The idea
A small web app where you define your team, set a rotation interval, and get an auto-generated schedule for the next 90 days. The active on-call engineer gets a notification 24 hours before their shift starts. When an incident fires — from a monitoring webhook, a manual trigger in the UI, or an email to a dedicated address — the app logs it and alerts the on-call person via SMS or push notification. Everything runs on a single Docker container on your own VPS, with no per-seat pricing and no vendor account required.
Why build this
PagerDuty and OpsGenie start at $15–20 per user per month, which is real money for a three-person startup or a small internal tools team inside a larger company. The full feature set — ML-based noise reduction, ServiceNow integrations, enterprise SSO — is overkill for teams that need exactly two things: "who's on call this week" and "how do we wake them up when something breaks." Cheaper alternatives like Squadcast and Signl4 still require vendor-managed alerting infrastructure. A self-hosted option running on a $5 VPS closes that gap without ongoing costs.
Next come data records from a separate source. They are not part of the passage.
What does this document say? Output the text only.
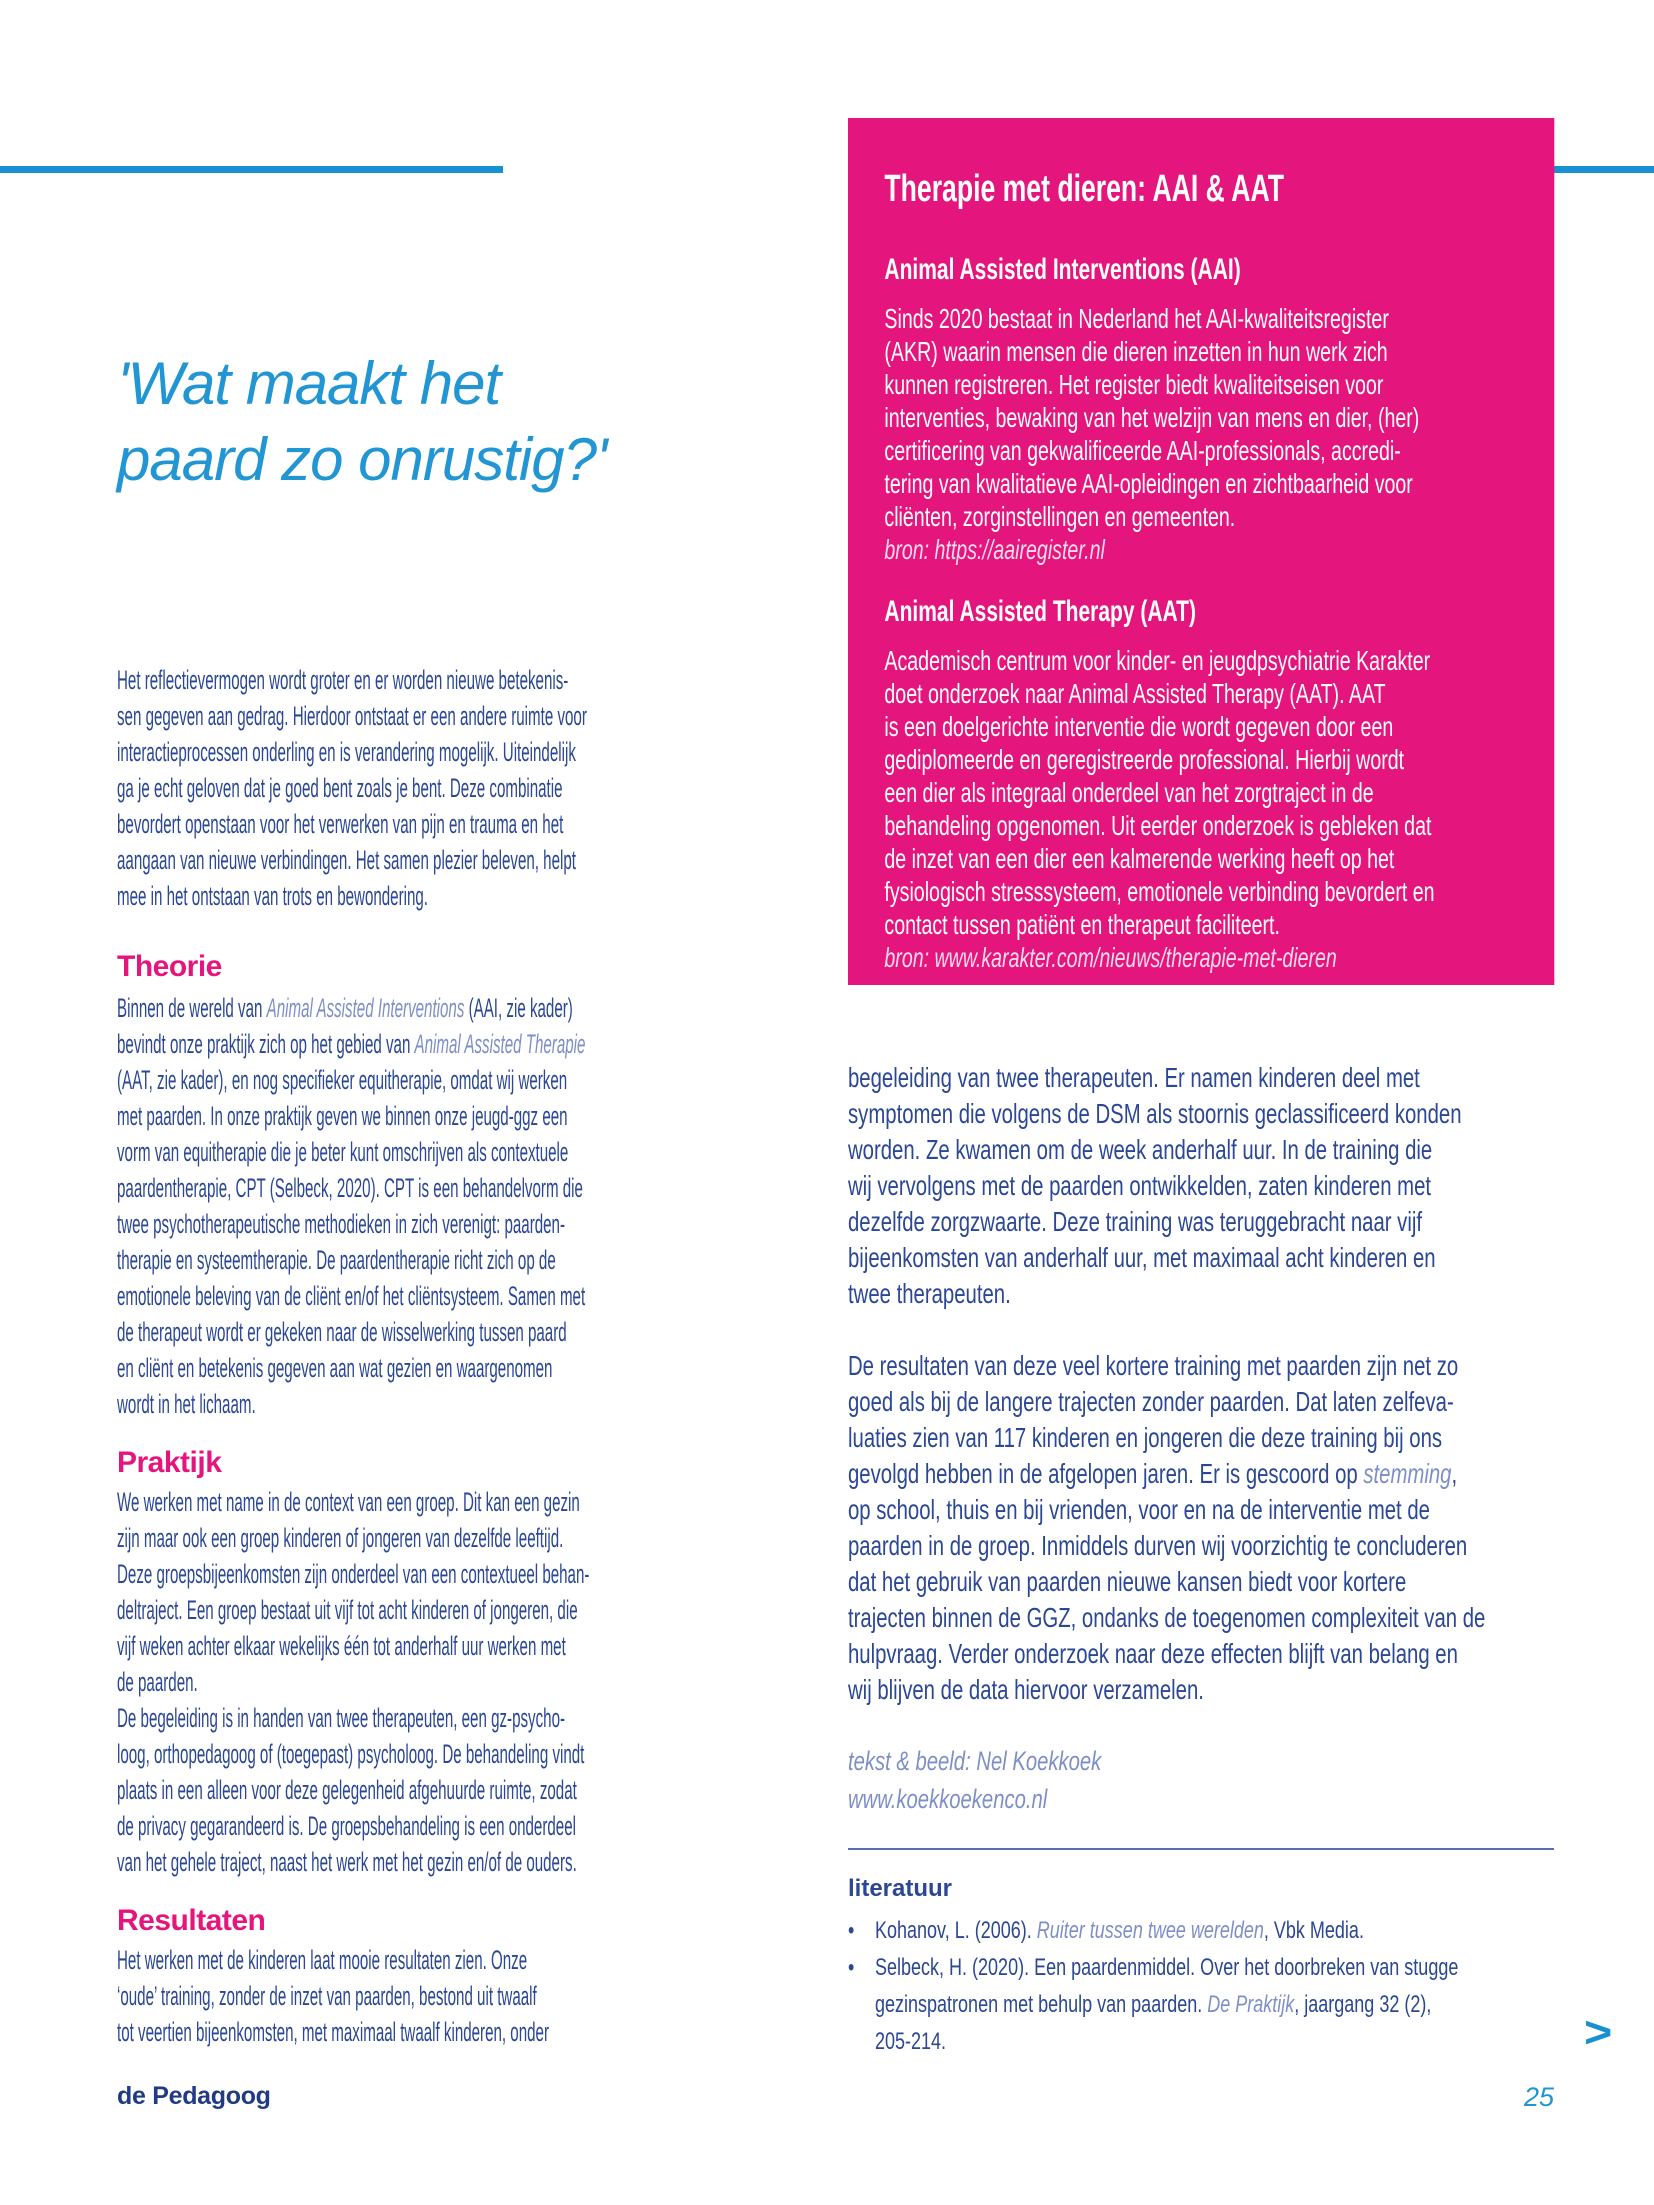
'Wat maakt het
paard zo onrustig?'
Het reflectievermogen wordt groter en er worden nieuwe betekenis-
sen gegeven aan gedrag. Hierdoor ontstaat er een andere ruimte voor
interactieprocessen onderling en is verandering mogelijk. Uiteindelijk
ga je echt geloven dat je goed bent zoals je bent. Deze combinatie
bevordert openstaan voor het verwerken van pijn en trauma en het
aangaan van nieuwe verbindingen. Het samen plezier beleven, helpt
mee in het ontstaan van trots en bewondering.
Theorie
Binnen de wereld van Animal Assisted Interventions (AAI, zie kader)
bevindt onze praktijk zich op het gebied van Animal Assisted Therapie
(AAT, zie kader), en nog specifieker equitherapie, omdat wij werken
met paarden. In onze praktijk geven we binnen onze jeugd-ggz een
vorm van equitherapie die je beter kunt omschrijven als contextuele
paardentherapie, CPT (Selbeck, 2020). CPT is een behandelvorm die
twee psychotherapeutische methodieken in zich verenigt: paarden-
therapie en systeemtherapie. De paardentherapie richt zich op de
emotionele beleving van de cliënt en/of het cliëntsysteem. Samen met
de therapeut wordt er gekeken naar de wisselwerking tussen paard
en cliënt en betekenis gegeven aan wat gezien en waargenomen
wordt in het lichaam.
Praktijk
We werken met name in de context van een groep. Dit kan een gezin
zijn maar ook een groep kinderen of jongeren van dezelfde leeftijd.
Deze groepsbijeenkomsten zijn onderdeel van een contextueel behan-
deltraject. Een groep bestaat uit vijf tot acht kinderen of jongeren, die
vijf weken achter elkaar wekelijks één tot anderhalf uur werken met
de paarden.
De begeleiding is in handen van twee therapeuten, een gz-psycho-
loog, orthopedagoog of (toegepast) psycholoog. De behandeling vindt
plaats in een alleen voor deze gelegenheid afgehuurde ruimte, zodat
de privacy gegarandeerd is. De groepsbehandeling is een onderdeel
van het gehele traject, naast het werk met het gezin en/of de ouders.
Resultaten
Het werken met de kinderen laat mooie resultaten zien. Onze
‘oude’ training, zonder de inzet van paarden, bestond uit twaalf
tot veertien bijeenkomsten, met maximaal twaalf kinderen, onder
Therapie met dieren: AAI & AAT
Animal Assisted Interventions (AAI)
Sinds 2020 bestaat in Nederland het AAI-kwaliteitsregister
(AKR) waarin mensen die dieren inzetten in hun werk zich
kunnen registreren. Het register biedt kwaliteitseisen voor
interventies, bewaking van het welzijn van mens en dier, (her)
certificering van gekwalificeerde AAI-professionals, accredi-
tering van kwalitatieve AAI-opleidingen en zichtbaarheid voor
cliënten, zorginstellingen en gemeenten.
bron: https://aairegister.nl
Animal Assisted Therapy (AAT)
Academisch centrum voor kinder- en jeugdpsychiatrie Karakter
doet onderzoek naar Animal Assisted Therapy (AAT). AAT
is een doelgerichte interventie die wordt gegeven door een
gediplomeerde en geregistreerde professional. Hierbij wordt
een dier als integraal onderdeel van het zorgtraject in de
behandeling opgenomen. Uit eerder onderzoek is gebleken dat
de inzet van een dier een kalmerende werking heeft op het
fysiologisch stresssysteem, emotionele verbinding bevordert en
contact tussen patiënt en therapeut faciliteert.
bron: www.karakter.com/nieuws/therapie-met-dieren
begeleiding van twee therapeuten. Er namen kinderen deel met
symptomen die volgens de DSM als stoornis geclassificeerd konden
worden. Ze kwamen om de week anderhalf uur. In de training die
wij vervolgens met de paarden ontwikkelden, zaten kinderen met
dezelfde zorgzwaarte. Deze training was teruggebracht naar vijf
bijeenkomsten van anderhalf uur, met maximaal acht kinderen en
twee therapeuten.
De resultaten van deze veel kortere training met paarden zijn net zo
goed als bij de langere trajecten zonder paarden. Dat laten zelfeva-
luaties zien van 117 kinderen en jongeren die deze training bij ons
gevolgd hebben in de afgelopen jaren. Er is gescoord op stemming,
op school, thuis en bij vrienden, voor en na de interventie met de
paarden in de groep. Inmiddels durven wij voorzichtig te concluderen
dat het gebruik van paarden nieuwe kansen biedt voor kortere
trajecten binnen de GGZ, ondanks de toegenomen complexiteit van de
hulpvraag. Verder onderzoek naar deze effecten blijft van belang en
wij blijven de data hiervoor verzamelen.
tekst & beeld: Nel Koekkoek
www.koekkoekenco.nl
literatuur
• Kohanov, L. (2006). Ruiter tussen twee werelden, Vbk Media.
• Selbeck, H. (2020). Een paardenmiddel. Over het doorbreken van stugge
gezinspatronen met behulp van paarden. De Praktijk, jaargang 32 (2),
205-214.	>
de Pedagoog	25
The technical surface is small: a schedule generator, a job that fires reminders, a webhook endpoint that triggers notifications, and a basic incident log. Nothing exotic.
Stack sketch
- Backend: Python + FastAPI; APScheduler for the 24-hour shift reminder and escalation timeout jobs
- Storage: SQLite via SQLAlchemy — one file, one volume mount, trivial to back up
- Frontend: HTMX + Jinja2 templates; a calendar grid rendered server-side, no JS build step
- Notifications: Twilio for SMS; Ntfy (self-hosted or free cloud tier) for push; smtplib for email — team members configure which channels they want
- Inbound webhooks: a single POST endpoint that accepts arbitrary JSON; ships with named parsers for Grafana, Uptime Kuma, and Prometheus Alertmanager payloads
- Auth: single shared team token in a signed cookie; optional per-user bcrypt passwords for teams that need accountability in the incident log
- Deploy: single Docker image, SQLite in a named volume, Traefik label pattern for TLS
Scope for v1
- Add team members: name, phone number, email address, Ntfy topic — each member enables only the channels they want
- Define one rotation: weekly or biweekly interval, start date, ordered list of members; app generates the schedule forward from that
- Calendar grid view showing who is on call each day for the next 90 days, with a clear "on call now" banner on the home page
- Inbound webhook endpoint: any POST triggers an incident, logs the raw payload, and notifies the active on-call person
- Manual "test alert" button so teams can verify delivery before going live
- Incident log: timestamp, trigger source (webhook name or manual), optional resolution note added by the on-call engineer
- 24-hour shift reminder sent automatically before each new shift starts
Deliberately out of scope for v1: escalation policies, multiple concurrent rotations, recurring overrides, SLA tracking, mobile app, Slack integration.
Where it could go
The most-requested follow-on for any on-call tool is escalation: if the on-call person does not acknowledge within N minutes, notify a secondary. Adding this requires a state machine on the incident — triggered → acknowledged → resolved — and a timed job that fires the escalation on timeout. It is maybe two weekends of work on top of v1, and it closes the gap with PagerDuty's core feature for small teams.
A second direction is richer monitoring integrations. Pre-built parsers for the most common webhook shapes (Grafana, Alertmanager, Uptime Kuma, Checkly) mean teams drop in the URL and it just works without hand-editing a JSON mapping. Pair that with a "silence" endpoint that mutes a specific alert rule during a maintenance window and the tool starts to feel like a real replacement for the lower tiers of commercial products.
Watch out for
SMS delivery through Twilio is unreliable in some regions and subject to carrier filtering for short messages that look like alerts — test with real devices on real carriers before treating SMS as the primary channel. Build Ntfy push as the default and present SMS as a fallback so teams in areas with patchy Twilio coverage are not silently uncontactable during an incident.